Patients can experience more than 15 different touch points as part of an orthopaedic visit. Each of these touch points either adds to or detracts from their overall experience. And that experience is not being compared to similar experiences with other orthopaedic providers. Instead, it’s being compared to the service experience they had at the restaurant they visited or the store where they shopped. Practices should have a plan to soften any sharp edges and create an experience that will make a patient’s visit the best part of his or her day instead of the most frustrating. Focus on creating rapport and a sense of respect for the patients issues and time. When paired with exemplary staff, educational materials or a welcome bag go a long way toward building a sense of trust and admiration for the practice.
Last Nonsurgical Visit & Followup Appointments
As much as the first impression is vital, it’s equally important to maintain a service-centered focus after the surgery is over. Every patient should have one key message by this point: that he or she came to the right place for treatment of his or her condition, and that the provider cares more about the person and their outcome than they do about making money. High volume practices often fail to provide that sense of care & concern that makes a patient feel like they’ve hit the provider jackpot- if you’re rushing through your post-surgery appointment, you can be sure that if that patient feels pain or experiences a complication, they will call into question your credibility and the thoroughness of your practice.
Follow-up appointments provide a practice an opportunity to reinforce a patient’s choice of care provider, and to ask for referrals and reviews. Postoperative patients are an orthopaedic practice’s most credible referral source. These patients have been engaged with the practice at a unique level, and can provide those at “the tipping point” valuable & credible insight. Don’t underestimate how important followup appointments are to your practice- make sure that you have a plan in place to reach out to those who have missed or cancelled their followup appointment, stressing the reasons that it’s vitally important for them to come in. It’s at this juncture that you can assess the overall patient sentiment, and provide them with avenues to help you- by referring or reviewing your practice.

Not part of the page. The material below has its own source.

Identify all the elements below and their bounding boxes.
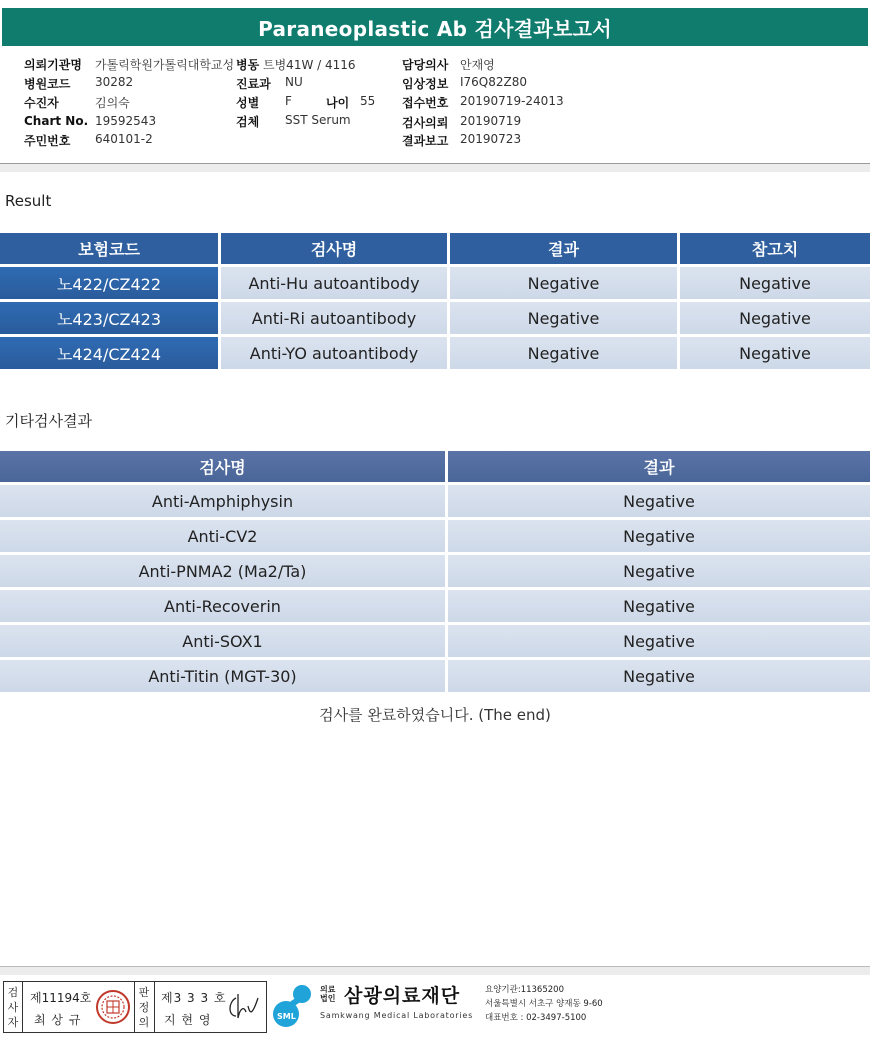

Post Followup Appointment & Ongoing
A good patient experience does’t end at the last appointment. A patient experience can and should continue- you should strive to remain top-of-mind as a preferred provider.
The sky is the limit in ongoing communication with former patients. We recommend a strong email campaign, a focus on engaging patients through social media, and the occasional success story of happy patients to provide evidence to those at “the tipping point”. By working with a healthcare marketing agency like PRM, you can create custom strategies that focus on your practice & patients as a whole, identifying unique strategies that can differentiate your group from the myriad of others.
In closing, the 5 milestones identified in this article provide orthopaedic practices numerous opportunities to communicate something more to what should be the practice’s best referral source—its patients. These patients are looking to reinforce their reasons for choosing a specific practice, and are often looking for even better reasons to refer the practice to their friends, family, and coworkers. Being a good provider of musculoskeletal care is rarely enough; focusing on the entire patient experience is necessary for increasing patient referrals.